Pour notre part, nous délivrons des formations dont une de deux jours dénommée Les bases de la connaissance en matière de violences sexuelles, ou encore une formation sur les démarches à accomplir lors des signalements. En effet, nous nous sommes aperçus aussi que beaucoup de gens ne savaient tout simplement pas signaler. Nous proposons plusieurs programmes de prévention. Je pense en particulier à un programme de prévention en périnatalité avec les sages-femmes libérales et celles des hôpitaux. Ce travail en commun permet de fortes synergies. De même, le CHU de Strasbourg a annoncé le 19 novembre dernier qu'il s'engageait à former tous ses soignants sur le sujet des violences sexuelles. Il faudrait pouvoir le faire partout.

Nous faisons aussi un gros travail de prévention en direction des enfants d'âge scolaire. Ce programme consiste en trois interventions par an et il répond à ce que la loi prévoit. Il a été présenté maintes fois au ministère de l'éducation nationale. On nous a dit que c'était formidable mais...toujours aucun agrément. Nous sommes intervenus avec des chefs d'établissement courageux, qui étaient très concernés par ces sujets mais il demeure un blocage au niveau de l'État. En revanche, la fédération des écoles Montessori a décidé de former tous ses enseignants et tous ses chefs d'établissement grâce à notre programme.
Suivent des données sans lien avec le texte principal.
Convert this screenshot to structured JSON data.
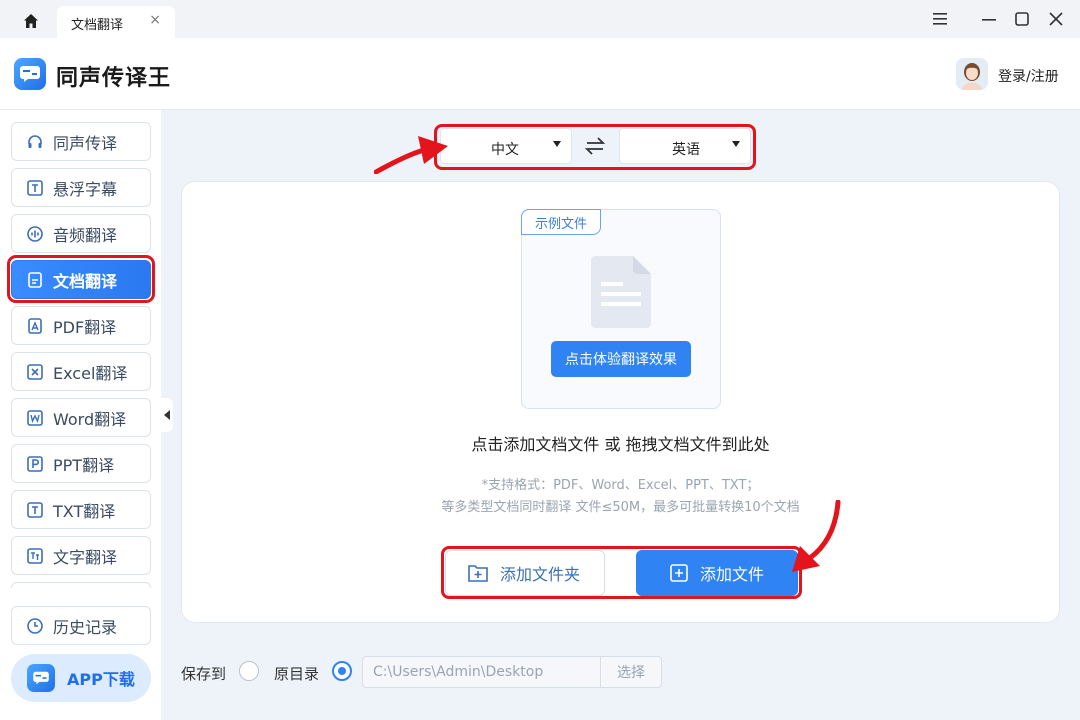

Dans notre dossier, vous trouverez une intervention de la sociologue Nathalie Dupin qui a suivi le programme lorsqu'il est mis en place au lycée de Longperrier. Le suivi de 262 enfants sur une année a conduit à deux signalements pendant nos interventions, trois signalements après la fin de l'année scolaire et douze interventions dans des familles.